Comment bâtir un historique de crédit solide au Canada en moins de 12 mois ?
C’est peut-être le bénéfice le plus tangible et le plus important de votre première déclaration d’impôts, et celui qui illustre le mieux son rôle de « geste fondateur ». Au Canada, sans historique de crédit, vous êtes pratiquement invisible pour les institutions financières. Obtenir une carte de crédit non garantie, un prêt automobile, ou même signer un bail pour un appartement peut devenir un parcours du combattant. Votre bon historique financier de votre pays d’origine ne compte malheureusement pas ici.
Alors, comment construire cette confiance à partir de zéro ? Votre première déclaration de revenus est le catalyseur.

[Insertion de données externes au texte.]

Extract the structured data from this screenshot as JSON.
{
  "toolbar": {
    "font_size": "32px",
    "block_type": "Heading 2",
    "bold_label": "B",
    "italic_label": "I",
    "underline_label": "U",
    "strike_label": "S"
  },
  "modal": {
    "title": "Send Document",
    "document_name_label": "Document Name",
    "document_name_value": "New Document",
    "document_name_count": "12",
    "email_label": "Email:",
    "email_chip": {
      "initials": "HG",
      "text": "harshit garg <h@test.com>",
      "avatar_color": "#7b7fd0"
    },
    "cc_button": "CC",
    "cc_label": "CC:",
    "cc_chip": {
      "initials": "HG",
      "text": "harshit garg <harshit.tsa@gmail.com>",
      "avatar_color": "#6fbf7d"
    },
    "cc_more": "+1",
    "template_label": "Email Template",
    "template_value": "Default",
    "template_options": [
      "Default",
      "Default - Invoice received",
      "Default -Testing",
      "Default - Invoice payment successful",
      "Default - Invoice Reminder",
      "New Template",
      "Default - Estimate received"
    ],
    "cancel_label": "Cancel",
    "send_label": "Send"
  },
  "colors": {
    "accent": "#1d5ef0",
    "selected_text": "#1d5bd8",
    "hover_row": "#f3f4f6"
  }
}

Une fois que vous l’avez produite et qu’elle a été traitée par l’ARC, vous recevrez un document crucial : l’Avis de Cotisation. Ce document officiel est la preuve de revenu la plus crédible qui soit au Canada. Il atteste de vos revenus déclarés et validés par le gouvernement.

Armé de cet Avis de Cotisation, vous pouvez vous présenter dans une banque avec une confiance renouvelée. Comme le met en lumière une analyse de la Banque Scotia, ce document facilite grandement l’obtention de produits de crédit. Il démontre votre stabilité et votre intégration au système canadien. Combiné à une carte de crédit garantie (où vous déposez une caution) ou à un forfait téléphonique, que vous payez systématiquement à temps, votre cote de crédit commencera à se bâtir. En moins de 12 mois, en utilisant ces outils de manière responsable, vous pouvez établir un historique de crédit solide qui vous ouvrira les portes de projets plus ambitieux.
Considérez votre première déclaration non pas comme une contrainte, mais comme votre premier acte stratégique pour construire un avenir financier solide au Canada. Prenez le temps de bien la préparer ; c’est un investissement qui portera ses fruits bien au-delà du simple remboursement d’impôt ou du paiement d’un solde dû.